The question is a little bit too general in its present form to get a useful result. Nevertheless, with some slight restrictions we can get a useful general form for the asymptotic distribution using the delta method. To do this, let's assume that the underlying distribution for the data has a finite mean $\mu$ and finite variance $\sigma^2$. This allows us to apply the central limit theorem to get the asymptotic distribution $\bar{X}_n \sim \text{N}(\mu, \sigma^2/n)$, which means that $\bar{X}_n \rightarrow \mu$ as $n \rightarrow \infty$. Since the sample mean gets closer and closer to the true mean in the limit, we can see that the asymptotic distribution of $g(\bar{X}_n)$ will be fully determined by the local behaviour of the function $g$ in a neighbourhood of the point $\mu$.

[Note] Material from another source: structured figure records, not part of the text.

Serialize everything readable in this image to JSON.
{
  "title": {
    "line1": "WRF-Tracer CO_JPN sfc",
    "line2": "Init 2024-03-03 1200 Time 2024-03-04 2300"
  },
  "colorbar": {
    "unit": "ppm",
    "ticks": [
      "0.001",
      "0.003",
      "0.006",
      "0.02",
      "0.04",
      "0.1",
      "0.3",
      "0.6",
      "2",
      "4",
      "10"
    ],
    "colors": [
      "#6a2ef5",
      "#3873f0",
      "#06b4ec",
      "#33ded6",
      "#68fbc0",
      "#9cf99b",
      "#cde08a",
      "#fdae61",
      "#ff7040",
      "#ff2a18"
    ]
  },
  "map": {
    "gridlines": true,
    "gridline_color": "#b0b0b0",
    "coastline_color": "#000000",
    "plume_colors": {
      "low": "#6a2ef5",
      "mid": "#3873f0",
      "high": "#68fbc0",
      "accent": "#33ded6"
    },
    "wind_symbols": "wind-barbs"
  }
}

To proceed further, let's make some mild assumptions about this local behaviour. Specifically, we will reduce the scope of the allowable functions by assuming that $g$ is an analytic function at $\mu$ (i.e., the function $g$ is infinitely differentiable at this point and it is representable by its Taylor series representation at this point). Thus, for all points $x$ in a neighbourhood of $\mu$ we can write the function $g$ as:
$$g(x) = g(\mu) + \sum_{k=1}^\infty \frac{g^{(k)}(\mu)}{k!} \cdot (x-\mu)^k.$$
The asymptotic distribution depends on which derivatives of the function are zero at the point $\mu$. Without loss of generality, let $K = \min \{ k = 1,2,3,... | g^{(k)}(\mu) \neq 0 \}$ denote the order of the first non-zero derivative of the function at the mean of the random variable under analysis, which means we have $g^{(1)}(\mu) = \cdots = g^{(K-1)}(\mu) = 0$. To facilitate our analysis we also define the standardised sample mean $Z_n \equiv \sqrt{n} (\bar{X}_n-\mu)/\sigma$. We can now write the Taylor expansion of interest as:
$$\begin{aligned}
g(\bar{X}_n)
&= g(\mu) + \sum_{k=K}^\infty \frac{g^{(k)}(\mu)}{k!} \cdot (\bar{X}_n-\mu)^k \\[6pt]
&= g(\mu) + \sum_{k=K}^\infty \frac{g^{(k)}(\mu)}{k!} \cdot \sigma^k \cdot \frac{Z_n^k}{n^{k/2}}. \\[6pt]
\end{aligned}$$
As we take $n \rightarrow \infty$ we can apply the classical central limit theorem to get the asymptotic distribution $Z_n \sim \text{N}(0,1)$, and so the higher order terms in this expansion will converge to zero much more rapidly than the term of order $K$. The asymptotic distribution of our function at the sample mean will be determined by the $K$th term of the Taylor series:
$$\begin{aligned}
g(\bar{X}_n)
&\sim g(\mu) + \frac{g^{(K)}(\mu)}{K!} \cdot \sigma^K \cdot \frac{Z_n^K}{n^{K/2}}. \\[6pt]
\end{aligned}$$
We can see from this result that the asymptotic distribution is heavily dependent on the order value $K$. If $K=1$ then the asymptotic distribution will be a normal distribution, if $K=2$ then the asymptotic distribution will be a scaled chi-squared distribution, if $K=3$ then the asymptotic distribution is for the scaled version of the cube of a normal random variable (see here for discussion), and so on.